Standing in stark contrast are analysts with Revenue figures at $9.2Billion and profits of $1.42/share on average. Apple over the last few years has beaten earnings expectations by a staggering 39% and Revenue by 7%. Perhaps the analysts have caught up this time? Not yet. 90 days ago the average estimates stood at $1.27 and have climbed since to $1.38 and where it currently stands at $1.42.

But, since when do analysts really have a handle on the hot trends of the day. The Apple generation of the 2000s have grown up with iPods being a must-have, the Mac as a must-have College tool and now the iPhone as the it mind-share capturing device. But analysts, like most things come in all shapes and sizes and estimates, certainly for Apple, can vary wildly.

On the Computer front, expectations have risen for Apple to sell upwards of 2.8Million machines, a new record for the company. In the year ago period, that number was 2.6Million. While iPods are slowly an eroding business, another 10Million units are expected to cross hands, and the stunning growth of the iPhone business will continue with estimated sales of about 7Million units.

While Apple's been dropping prices on Macs and iPods to maintain sales and grow share, it has plenty of room to keep margins steady as the iPhone is by all accounts a profitable monster, and the launch of Snow Leopard software adds to the margin story. Taken altogether and the pros are calling for continued sales success at Apple.

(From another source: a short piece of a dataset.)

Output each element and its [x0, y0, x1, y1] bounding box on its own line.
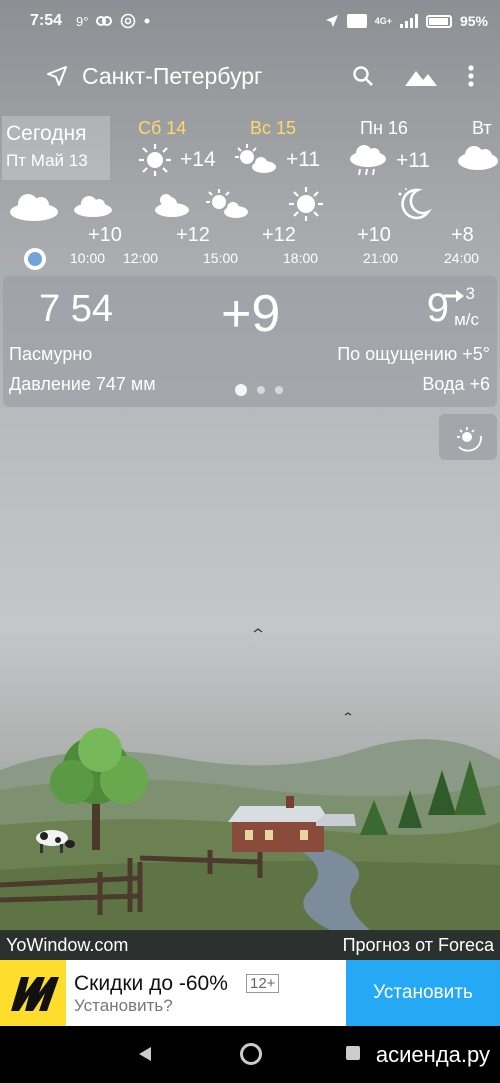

Whether the market believes it too is the next test.

Disclosure: Author owns AAPL

05 October, 2009

Banks are Gold, according to Goldman

Goldman Sachs (GS), long the darling (and jealously-driven scorn) of Wall St. just gave an emphatic gift to all its rivals by declaring the American financial system is a worthwhile investment. With its own shares more than doubling year-to-date Goldman gave its investing clientele the go-ahead to purchase other large banks, sending financial shares higher today and leading the market to gains or just about 1%.

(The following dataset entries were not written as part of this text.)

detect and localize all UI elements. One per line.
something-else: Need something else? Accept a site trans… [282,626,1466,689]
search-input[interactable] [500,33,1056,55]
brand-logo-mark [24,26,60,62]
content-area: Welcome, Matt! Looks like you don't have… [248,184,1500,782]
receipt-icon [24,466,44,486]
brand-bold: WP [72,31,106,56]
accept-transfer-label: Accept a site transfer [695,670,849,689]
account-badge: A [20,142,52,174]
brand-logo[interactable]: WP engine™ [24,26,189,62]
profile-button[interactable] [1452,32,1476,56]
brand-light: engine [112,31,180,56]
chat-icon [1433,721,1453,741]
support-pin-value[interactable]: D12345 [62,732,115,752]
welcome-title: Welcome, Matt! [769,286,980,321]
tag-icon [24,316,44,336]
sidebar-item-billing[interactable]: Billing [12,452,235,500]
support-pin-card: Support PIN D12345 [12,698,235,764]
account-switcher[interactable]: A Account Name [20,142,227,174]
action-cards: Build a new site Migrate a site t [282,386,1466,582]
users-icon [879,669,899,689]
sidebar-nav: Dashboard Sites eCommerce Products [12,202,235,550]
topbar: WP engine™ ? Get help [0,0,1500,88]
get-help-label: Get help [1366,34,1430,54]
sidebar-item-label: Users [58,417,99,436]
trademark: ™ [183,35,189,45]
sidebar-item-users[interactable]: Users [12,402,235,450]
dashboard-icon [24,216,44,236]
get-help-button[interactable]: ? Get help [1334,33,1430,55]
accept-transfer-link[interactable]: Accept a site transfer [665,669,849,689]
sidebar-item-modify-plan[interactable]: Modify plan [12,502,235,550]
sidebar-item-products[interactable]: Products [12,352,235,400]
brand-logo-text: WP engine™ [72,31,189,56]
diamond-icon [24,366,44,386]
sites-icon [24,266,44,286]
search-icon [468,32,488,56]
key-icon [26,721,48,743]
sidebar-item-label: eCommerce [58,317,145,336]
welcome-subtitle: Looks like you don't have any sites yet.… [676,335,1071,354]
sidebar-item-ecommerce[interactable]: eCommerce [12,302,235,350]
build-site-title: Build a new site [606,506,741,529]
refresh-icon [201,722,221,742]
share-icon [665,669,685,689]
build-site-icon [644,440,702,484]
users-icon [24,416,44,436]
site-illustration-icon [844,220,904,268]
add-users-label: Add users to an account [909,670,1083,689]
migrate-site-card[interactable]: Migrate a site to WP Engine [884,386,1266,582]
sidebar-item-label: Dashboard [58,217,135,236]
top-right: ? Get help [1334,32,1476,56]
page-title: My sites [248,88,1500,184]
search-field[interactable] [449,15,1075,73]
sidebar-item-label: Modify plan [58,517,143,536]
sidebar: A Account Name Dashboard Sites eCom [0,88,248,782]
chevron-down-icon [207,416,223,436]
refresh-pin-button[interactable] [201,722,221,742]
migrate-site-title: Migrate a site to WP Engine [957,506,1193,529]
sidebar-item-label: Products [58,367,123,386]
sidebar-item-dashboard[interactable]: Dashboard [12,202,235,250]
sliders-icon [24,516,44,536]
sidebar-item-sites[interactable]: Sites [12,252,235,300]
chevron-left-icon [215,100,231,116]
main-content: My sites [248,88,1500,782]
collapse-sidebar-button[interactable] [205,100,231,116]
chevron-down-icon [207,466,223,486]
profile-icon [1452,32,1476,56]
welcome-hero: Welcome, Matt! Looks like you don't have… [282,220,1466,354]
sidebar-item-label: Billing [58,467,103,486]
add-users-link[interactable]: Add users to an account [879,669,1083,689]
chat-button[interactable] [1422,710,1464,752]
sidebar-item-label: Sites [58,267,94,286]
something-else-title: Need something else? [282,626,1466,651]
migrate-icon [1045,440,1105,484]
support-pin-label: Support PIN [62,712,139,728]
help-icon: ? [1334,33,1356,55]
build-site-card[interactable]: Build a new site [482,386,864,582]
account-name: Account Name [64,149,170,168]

By claiming large banks will outperform regional banks, Goldman spawned gains of between 2 and 6% for the major financial institutions. Despite the shot of love Goldman has thrown the financial companies, it finds itself battling one hell of a PR campaign on the topic of excessive bonuses. The company was looked at with balking eyes as it reported near record profits and bonus levels in the first half of this year, a year only one removed from the biggest financial and market failure since the Great Depression.

Perhaps Goldman wants to set the mood, favourable for all banks and it turn for itself. Since there's no shortage of politics now in finance, by giving an agreeable nod to the upcoming performances of the major banks, it'll soften the political blow when Goldman reports another record quarterly profit and annual bonus numbers that draft everyone else on the street.

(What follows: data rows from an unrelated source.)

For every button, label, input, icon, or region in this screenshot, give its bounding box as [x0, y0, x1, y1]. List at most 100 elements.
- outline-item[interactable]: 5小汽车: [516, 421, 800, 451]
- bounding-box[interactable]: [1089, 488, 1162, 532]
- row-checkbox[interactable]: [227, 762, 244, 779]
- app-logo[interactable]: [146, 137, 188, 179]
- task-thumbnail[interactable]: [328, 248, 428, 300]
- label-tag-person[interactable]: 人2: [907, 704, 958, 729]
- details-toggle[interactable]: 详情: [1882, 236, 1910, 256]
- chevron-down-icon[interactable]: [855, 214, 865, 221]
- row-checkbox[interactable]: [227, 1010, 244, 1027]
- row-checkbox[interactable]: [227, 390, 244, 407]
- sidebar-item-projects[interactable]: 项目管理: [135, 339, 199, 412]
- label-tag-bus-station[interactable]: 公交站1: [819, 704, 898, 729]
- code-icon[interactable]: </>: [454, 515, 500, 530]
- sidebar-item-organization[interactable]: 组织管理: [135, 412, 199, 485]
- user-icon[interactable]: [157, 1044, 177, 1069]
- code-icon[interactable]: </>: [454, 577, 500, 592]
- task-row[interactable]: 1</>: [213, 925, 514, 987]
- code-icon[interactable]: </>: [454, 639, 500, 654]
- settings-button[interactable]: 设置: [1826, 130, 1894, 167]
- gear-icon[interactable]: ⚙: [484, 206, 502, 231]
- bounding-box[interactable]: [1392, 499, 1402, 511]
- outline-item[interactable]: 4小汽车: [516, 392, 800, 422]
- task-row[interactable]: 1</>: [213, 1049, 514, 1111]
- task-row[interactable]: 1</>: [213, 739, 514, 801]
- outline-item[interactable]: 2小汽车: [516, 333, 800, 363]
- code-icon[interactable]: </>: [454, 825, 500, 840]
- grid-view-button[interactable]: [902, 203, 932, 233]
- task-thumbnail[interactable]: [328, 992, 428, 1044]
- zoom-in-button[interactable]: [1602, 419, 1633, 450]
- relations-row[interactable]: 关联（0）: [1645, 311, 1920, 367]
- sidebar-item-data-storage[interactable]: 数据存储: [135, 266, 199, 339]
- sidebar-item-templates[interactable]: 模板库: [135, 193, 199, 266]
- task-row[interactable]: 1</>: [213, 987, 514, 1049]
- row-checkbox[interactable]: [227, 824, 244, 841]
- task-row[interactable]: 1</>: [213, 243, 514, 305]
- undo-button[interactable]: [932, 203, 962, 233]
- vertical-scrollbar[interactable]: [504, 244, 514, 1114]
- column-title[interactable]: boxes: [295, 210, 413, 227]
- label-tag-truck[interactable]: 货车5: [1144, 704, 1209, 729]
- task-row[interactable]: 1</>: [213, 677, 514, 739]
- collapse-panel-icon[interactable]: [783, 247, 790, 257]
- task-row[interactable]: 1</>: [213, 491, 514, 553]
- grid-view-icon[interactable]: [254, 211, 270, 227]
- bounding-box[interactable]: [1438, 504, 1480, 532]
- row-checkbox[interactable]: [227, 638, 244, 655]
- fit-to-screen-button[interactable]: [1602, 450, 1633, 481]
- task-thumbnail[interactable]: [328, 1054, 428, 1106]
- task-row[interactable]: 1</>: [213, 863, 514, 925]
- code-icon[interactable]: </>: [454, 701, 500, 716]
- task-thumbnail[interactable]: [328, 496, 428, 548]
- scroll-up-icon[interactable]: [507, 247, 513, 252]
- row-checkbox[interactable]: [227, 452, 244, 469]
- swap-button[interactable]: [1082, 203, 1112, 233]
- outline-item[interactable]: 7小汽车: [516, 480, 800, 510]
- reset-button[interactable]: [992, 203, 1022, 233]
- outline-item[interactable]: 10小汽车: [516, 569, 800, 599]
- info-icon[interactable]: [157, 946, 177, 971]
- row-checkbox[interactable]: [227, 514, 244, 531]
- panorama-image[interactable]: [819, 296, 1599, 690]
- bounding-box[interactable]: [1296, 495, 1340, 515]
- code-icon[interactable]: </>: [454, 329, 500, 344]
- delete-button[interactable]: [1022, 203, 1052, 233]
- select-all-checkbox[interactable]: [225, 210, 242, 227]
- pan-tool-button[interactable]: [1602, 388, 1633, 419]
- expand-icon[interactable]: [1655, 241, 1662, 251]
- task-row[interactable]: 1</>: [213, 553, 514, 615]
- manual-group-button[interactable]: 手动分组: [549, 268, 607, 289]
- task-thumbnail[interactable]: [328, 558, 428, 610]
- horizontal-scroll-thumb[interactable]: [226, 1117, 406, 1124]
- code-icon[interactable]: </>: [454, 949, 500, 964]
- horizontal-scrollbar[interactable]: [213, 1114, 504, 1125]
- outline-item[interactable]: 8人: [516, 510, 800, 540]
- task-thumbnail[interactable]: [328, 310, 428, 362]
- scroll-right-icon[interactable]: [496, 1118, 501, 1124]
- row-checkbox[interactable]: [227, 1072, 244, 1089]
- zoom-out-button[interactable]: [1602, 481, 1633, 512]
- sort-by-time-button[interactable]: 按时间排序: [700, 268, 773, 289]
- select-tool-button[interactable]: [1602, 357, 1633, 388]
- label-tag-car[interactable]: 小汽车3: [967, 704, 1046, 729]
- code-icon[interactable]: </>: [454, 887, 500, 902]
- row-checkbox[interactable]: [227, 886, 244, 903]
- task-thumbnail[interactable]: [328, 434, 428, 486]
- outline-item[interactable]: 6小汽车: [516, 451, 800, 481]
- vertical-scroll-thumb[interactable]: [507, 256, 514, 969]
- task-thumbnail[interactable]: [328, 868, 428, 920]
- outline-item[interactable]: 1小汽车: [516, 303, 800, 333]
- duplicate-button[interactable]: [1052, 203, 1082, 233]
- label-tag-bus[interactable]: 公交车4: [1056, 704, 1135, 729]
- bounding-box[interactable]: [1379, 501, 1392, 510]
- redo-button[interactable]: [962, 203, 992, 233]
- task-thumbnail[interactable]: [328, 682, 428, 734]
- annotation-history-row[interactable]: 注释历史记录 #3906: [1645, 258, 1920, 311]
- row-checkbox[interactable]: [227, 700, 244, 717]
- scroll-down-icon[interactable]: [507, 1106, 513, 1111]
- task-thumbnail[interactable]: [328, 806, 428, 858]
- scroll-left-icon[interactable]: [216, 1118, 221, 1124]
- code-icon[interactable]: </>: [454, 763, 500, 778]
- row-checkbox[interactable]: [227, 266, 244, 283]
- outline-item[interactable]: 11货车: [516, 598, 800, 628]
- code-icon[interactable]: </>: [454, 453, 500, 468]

The company is known for its shredding and fleecing of most it does business with, and a recent report showcased that Goldman receives $1Billion if the institution CIT fails, and price tag that would cost taxpayers $2.3Billion will do nothing to change that reputation. The well publicized bailout of AIG during the meat of the financial crisis, of which Goldman Sachs was one counter-party reportedly receiving billions of then federal dollars is just another such example.

But isn't that exactly what you want from an Investment Bank? To be the smartest group of guys in the room? I'd say so, and despite any public or political backlash over bonuses, Goldman is on tap to report another golden quarter. And that's something worth owning.